So the MMC5's setup of mirroring is still limited to 2 NT's plus EXRAM for a 3rd choice, and fill mode for a forth. In contrast my idea was just straight up 4screen mirroring. I would completely disable the 2KB VRAM on board, and make a simple change to the CHR bank select circuitry that would enable the last 4KB of CHR RAM when CHR A13 is high. So from a programmer's perspective you'd just have 4 sets of NT and AT from PPU $2000-3FFF. So really there wouldn't be any mechanism to control from the programmer's view. The only thing you'd want to keep in mind though is that you wouldn't want to set any of the CHR bank select registers to point to the last 4 banks (4KB). You actually could if you really wanted to, but you'd end up rendering the NT/AT as pattern tables (trash/static basically). My setup is really just double using 32KB of SRAM for name, attribute, and pattern tables to give you true four screen mirroring without any additional cost.

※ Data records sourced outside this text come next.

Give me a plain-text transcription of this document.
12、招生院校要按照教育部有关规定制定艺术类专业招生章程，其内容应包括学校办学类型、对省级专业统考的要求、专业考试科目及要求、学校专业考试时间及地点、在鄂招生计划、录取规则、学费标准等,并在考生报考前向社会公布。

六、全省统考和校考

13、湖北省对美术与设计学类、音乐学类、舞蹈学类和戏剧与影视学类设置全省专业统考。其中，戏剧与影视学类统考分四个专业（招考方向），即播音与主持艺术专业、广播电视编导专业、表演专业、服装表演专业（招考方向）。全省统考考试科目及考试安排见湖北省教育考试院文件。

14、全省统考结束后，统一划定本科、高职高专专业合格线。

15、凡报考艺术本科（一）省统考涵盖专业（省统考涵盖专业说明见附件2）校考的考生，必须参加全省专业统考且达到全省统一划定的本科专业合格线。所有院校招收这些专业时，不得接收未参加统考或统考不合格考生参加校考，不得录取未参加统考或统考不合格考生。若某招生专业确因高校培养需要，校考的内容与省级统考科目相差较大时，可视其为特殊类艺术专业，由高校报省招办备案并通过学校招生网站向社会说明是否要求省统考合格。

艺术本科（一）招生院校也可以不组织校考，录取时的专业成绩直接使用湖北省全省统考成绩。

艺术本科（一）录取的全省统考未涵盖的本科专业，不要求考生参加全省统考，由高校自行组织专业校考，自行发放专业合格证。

The logic required to do so is about the same to implement normal MMC3 mirroring so it effectively comes at no logic cost either.

Quote:
A yearish ago, Tepples was asking about the possibility of banking WRAM with MMC3 (discussion on the wiki); one thought that would be trivial but perhaps awkward would be enabling a 4kB RAM window in the $5000-$5FFF page. This would then track the bank setting for the $C000-$DFFF bank in the MMC3. Although not directly supported by the MMC3, it's a hardware modification that's just a simple variant on the standard "add prg ram" circuit— half of a 74'20 (/(M2·/ROMSEL·A14·A12)) to get a 4+4F RAM banking.

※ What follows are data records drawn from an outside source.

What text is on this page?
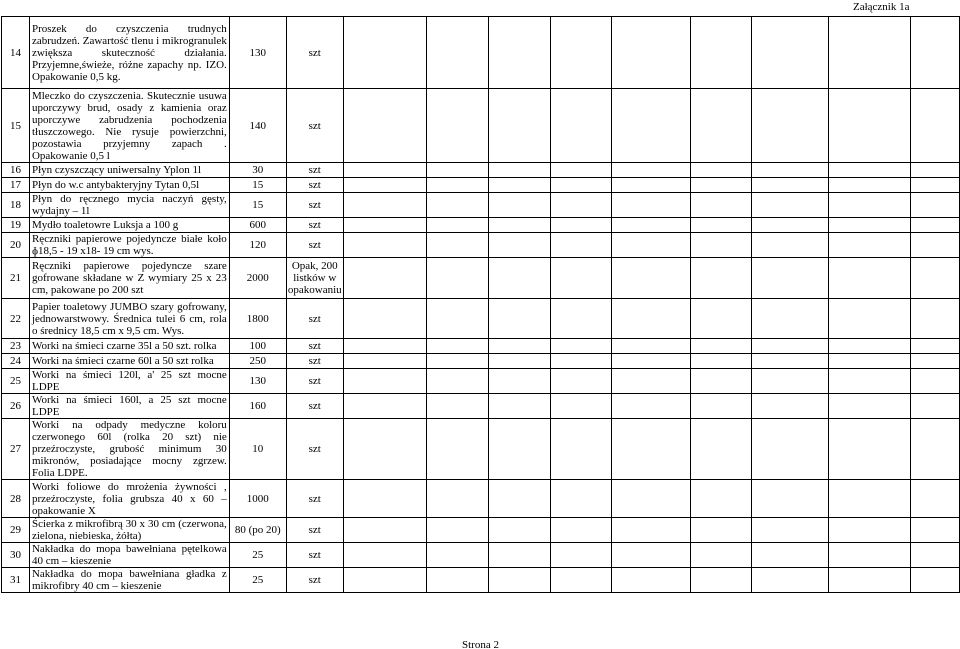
Załącznik 1a
14	Proszek do czyszczenia trudnych zabrudzeń. Zawartość tlenu i mikrogranulek zwiększa skuteczność działania. Przyjemne,świeże, różne zapachy np. IZO. Opakowanie 0,5 kg.	130	szt									
15	Mleczko do czyszczenia. Skutecznie usuwa uporczywy brud, osady z kamienia oraz uporczywe zabrudzenia pochodzenia tłuszczowego. Nie rysuje powierzchni, pozostawia przyjemny zapach . Opakowanie 0,5 l	140	szt									
16	Płyn czyszczący uniwersalny Yplon 1l	30	szt									
17	Płyn do w.c antybakteryjny Tytan 0,5l	15	szt									
18	Płyn do ręcznego mycia naczyń gęsty, wydajny – 1l	15	szt									
19	Mydło toaletowre Luksja a 100 g	600	szt									
20	Ręczniki papierowe pojedyncze białe koło ɸ18,5 - 19 x18- 19 cm wys.	120	szt									
21	Ręczniki papierowe pojedyncze szare gofrowane składane w Z wymiary 25 x 23 cm, pakowane po 200 szt	2000	Opak, 200 listków w opakowaniu									
22	Papier toaletowy JUMBO szary gofrowany, jednowarstwowy. Średnica tulei 6 cm, rola o średnicy 18,5 cm x 9,5 cm. Wys.	1800	szt									
23	Worki na śmieci czarne 35l a 50 szt. rolka	100	szt									
24	Worki na śmieci czarne 60l a 50 szt rolka	250	szt									
25	Worki na śmieci 120l, a' 25 szt mocne LDPE	130	szt									
26	Worki na śmieci 160l, a 25 szt mocne LDPE	160	szt									
27	Worki na odpady medyczne koloru czerwonego 60l (rolka 20 szt) nie przeźroczyste, grubość minimum 30 mikronów, posiadające mocny zgrzew. Folia LDPE.	10	szt									
28	Worki foliowe do mrożenia żywności , przeźroczyste, folia grubsza 40 x 60 – opakowanie X	1000	szt									
29	Ścierka z mikrofibrą 30 x 30 cm (czerwona, zielona, niebieska, żółta)	80 (po 20)	szt									
30	Nakładka do mopa bawełniana pętelkowa 40 cm – kieszenie	25	szt									
31	Nakładka do mopa bawełniana gładka z mikrofibry 40 cm – kieszenie	25	szt									
Strona 2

So if I were to answer Tepples' question from that discussion, with my MMC3 would output high on all upper address bits when enabling WRAM. That's because I only base the A13 and above upon the current status of PRG A13 & 14 on the NES. Them being high for $5000-5FFF would be the same as enabling the last bank of PRG ROM. I'm pretty sure what's what you and Drag were saying.

I could base the WRAM bank off of the bank selected for $C000-DFFF, but I don't see much benefit. It'd actually make the logic more complex than just using something like the lower bits of the $A001 register and always mapping those bits to WRAM A13/14. This also seems simpler to program because you don't have to keep track of what reg6 is mapping to.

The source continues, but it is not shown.